Glucose-lowering with exogenous insulin monotherapy in type 2 diabetes: dose association with all-cause mortality, cardiovascular events, and incident cancer
To evaluate the association between insulin exposure and all-cause mortality, incident major adverse cardiovascular events (MACE), and incident cancer in people with type 2 diabetes treated with insulin monotherapy.
Materials and methods:
For this retrospective study, people with type 2 diabetes who progressed to insulin monotherapy from 2000 were identified from the UK Clinical Practice Research Datalink. The risks of progression to serious adverse outcomes—all-cause mortality, major adverse cardiac events, and cancer—were compared using Cox proportional hazards models. In the main analysis, insulin exposure was introduced into the model as prescribed international units per kilogram per day, as a cumulative, continuous, annually updated, time-dependent covariable.
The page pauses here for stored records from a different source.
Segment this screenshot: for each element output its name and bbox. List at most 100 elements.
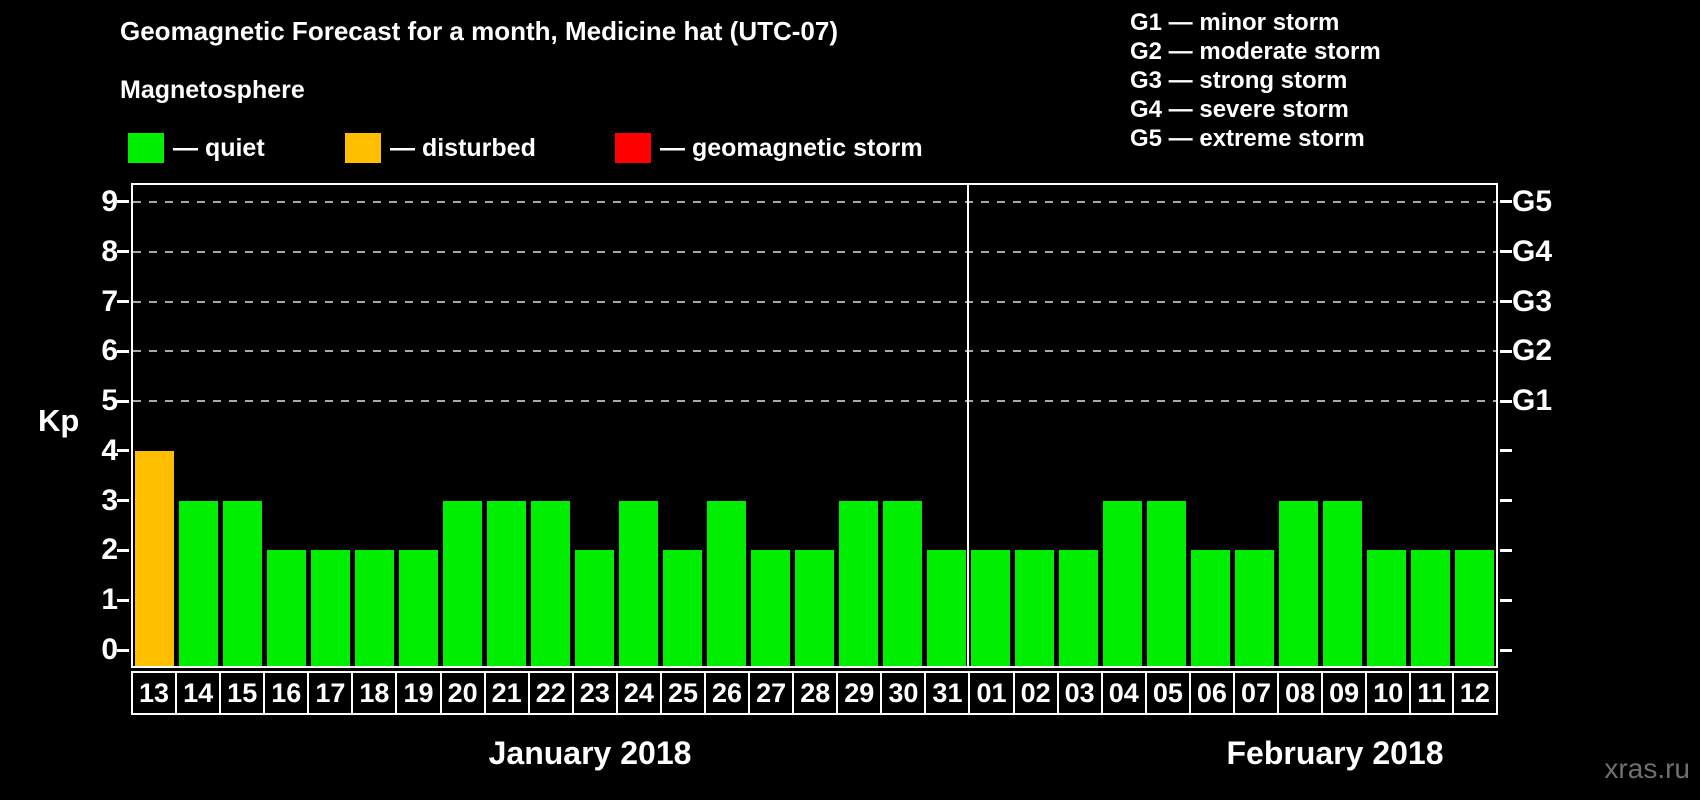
day-cell-29-january: 29 xyxy=(836,671,883,715)
kp-bar-day-01-february xyxy=(970,550,1010,666)
left-tick-kp-1 xyxy=(117,598,129,602)
day-cell-27-january: 27 xyxy=(748,671,795,715)
month-separator-line xyxy=(967,185,970,666)
day-cell-21-january: 21 xyxy=(483,671,530,715)
y-axis-label-4: 4 xyxy=(101,433,118,467)
day-cell-06-february: 06 xyxy=(1188,671,1235,715)
day-cell-05-february: 05 xyxy=(1144,671,1191,715)
day-cell-20-january: 20 xyxy=(439,671,486,715)
day-cell-13-january: 13 xyxy=(131,671,178,715)
gridline-kp-8 xyxy=(133,250,1496,253)
legend-item-disturbed: — disturbed xyxy=(345,133,536,163)
right-tick-kp-6 xyxy=(1500,349,1512,353)
y-axis-label-9: 9 xyxy=(101,184,118,218)
day-cell-30-january: 30 xyxy=(880,671,927,715)
kp-bar-day-09-february xyxy=(1322,500,1362,666)
legend-item-storm: — geomagnetic storm xyxy=(615,133,923,163)
right-tick-kp-3 xyxy=(1500,499,1512,503)
kp-bar-day-07-february xyxy=(1234,550,1274,666)
kp-bar-day-08-february xyxy=(1278,500,1318,666)
y-axis-label-3: 3 xyxy=(101,483,118,517)
kp-bar-day-14-january xyxy=(179,500,219,666)
kp-bar-day-15-january xyxy=(223,500,263,666)
right-tick-kp-9 xyxy=(1500,200,1512,204)
legend-label-storm: — geomagnetic storm xyxy=(660,134,923,162)
kp-bar-day-28-january xyxy=(795,550,834,666)
day-cell-09-february: 09 xyxy=(1321,671,1368,715)
day-cell-18-january: 18 xyxy=(351,671,398,715)
left-tick-kp-6 xyxy=(117,349,129,353)
kp-bar-day-13-january xyxy=(135,450,175,666)
day-cell-22-january: 22 xyxy=(527,671,574,715)
magnetosphere-label: Magnetosphere xyxy=(120,76,305,104)
kp-bar-day-16-january xyxy=(267,550,307,666)
g-legend-line-5: G5 — extreme storm xyxy=(1130,125,1365,152)
day-cell-08-february: 08 xyxy=(1277,671,1324,715)
day-cell-24-january: 24 xyxy=(615,671,662,715)
chart-title: Geomagnetic Forecast for a month, Medici… xyxy=(120,16,838,46)
day-cell-01-february: 01 xyxy=(968,671,1015,715)
kp-bar-day-18-january xyxy=(355,550,395,666)
kp-bar-day-22-january xyxy=(531,500,571,666)
xras-watermark: xras.ru xyxy=(1604,753,1690,784)
left-tick-kp-7 xyxy=(117,300,129,304)
left-tick-kp-9 xyxy=(117,200,129,204)
kp-bar-day-26-january xyxy=(707,500,747,666)
day-cell-04-february: 04 xyxy=(1100,671,1147,715)
g-scale-label-g2: G2 xyxy=(1512,334,1553,368)
g-scale-legend: G1 — minor storm G2 — moderate storm G3 — … xyxy=(1130,8,1381,153)
kp-bar-day-02-february xyxy=(1014,550,1054,666)
storm-color-swatch xyxy=(615,133,651,163)
y-axis-label-5: 5 xyxy=(101,384,118,418)
kp-bar-day-27-january xyxy=(751,550,791,666)
y-axis-title: Kp xyxy=(38,403,80,438)
kp-bar-day-17-january xyxy=(311,550,351,666)
day-cell-31-january: 31 xyxy=(924,671,971,715)
day-cell-14-january: 14 xyxy=(175,671,222,715)
y-axis-label-8: 8 xyxy=(101,234,118,268)
right-tick-kp-7 xyxy=(1500,300,1512,304)
day-cell-28-january: 28 xyxy=(792,671,839,715)
y-axis-label-7: 7 xyxy=(101,284,118,318)
kp-bar-day-11-february xyxy=(1410,550,1450,666)
quiet-color-swatch xyxy=(128,133,164,163)
kp-bar-day-25-january xyxy=(663,550,703,666)
kp-bar-day-24-january xyxy=(619,500,659,666)
g-legend-line-4: G4 — severe storm xyxy=(1130,96,1349,123)
day-cell-03-february: 03 xyxy=(1056,671,1103,715)
day-cell-26-january: 26 xyxy=(704,671,751,715)
legend-item-quiet: — quiet xyxy=(128,133,265,163)
kp-bar-day-05-february xyxy=(1146,500,1186,666)
right-tick-kp-4 xyxy=(1500,449,1512,453)
right-tick-kp-0 xyxy=(1500,648,1512,652)
kp-bar-day-30-january xyxy=(882,500,922,666)
day-cell-25-january: 25 xyxy=(659,671,707,715)
day-cell-12-february: 12 xyxy=(1451,671,1498,715)
left-tick-kp-2 xyxy=(117,548,129,552)
kp-bar-day-03-february xyxy=(1058,550,1098,666)
x-axis-day-labels: 13 14 15 16 17 18 19 20 21 22 23 24 25 26 27 28 29 30 31 01… xyxy=(131,671,1498,715)
y-axis-label-6: 6 xyxy=(101,334,118,368)
kp-bar-day-19-january xyxy=(399,550,439,666)
day-cell-19-january: 19 xyxy=(395,671,442,715)
month-label-february: February 2018 xyxy=(1226,735,1444,771)
day-cell-11-february: 11 xyxy=(1409,671,1454,715)
day-cell-23-january: 23 xyxy=(571,671,618,715)
kp-bar-day-29-january xyxy=(838,500,878,666)
month-label-january: January 2018 xyxy=(488,735,692,771)
kp-bar-day-23-january xyxy=(575,550,615,666)
g-legend-line-1: G1 — minor storm xyxy=(1130,9,1340,36)
kp-bar-day-06-february xyxy=(1190,550,1230,666)
g-scale-label-g4: G4 xyxy=(1512,234,1553,268)
right-tick-kp-2 xyxy=(1500,548,1512,552)
right-tick-kp-1 xyxy=(1500,598,1512,602)
kp-bar-day-04-february xyxy=(1102,500,1142,666)
right-tick-kp-8 xyxy=(1500,250,1512,254)
g-scale-label-g5: G5 xyxy=(1512,184,1553,218)
y-axis-label-1: 1 xyxy=(101,583,118,617)
day-cell-02-february: 02 xyxy=(1012,671,1059,715)
gridline-kp-7 xyxy=(133,300,1496,303)
g-legend-line-2: G2 — moderate storm xyxy=(1130,38,1381,65)
g-scale-label-g1: G1 xyxy=(1512,384,1553,418)
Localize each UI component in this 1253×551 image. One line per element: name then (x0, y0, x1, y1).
6,484 subjects with type 2 diabetes who progressed to treatment with insulin monotherapy from 2000 onwards were followed up for a mean of 3.3 years. The number of events was as follows: deaths, 1,110; incident MACE, 342; incident cancers, 382. Unadjusted event rates were 61.3 deaths per 1,000 person years, 26.4 incident MACE per 1,000 person years, and 24.6 incident cancers per 1,000 person years. The adjusted hazard ratios in relation to one unit increases in insulin dose were 1.54 (95% CI 1.32–1.78) for all-cause mortality, 1.37 (1.05–1.81) for MACE, and 1.35 (1.04–1.75) for cancer.
There was an association between increasing exogenous insulin dose and increased risk of all-cause mortality, cancer and MACE in people with type 2 diabetes. Limitations of observational studies mean that this should be further investigated using an interventional study design.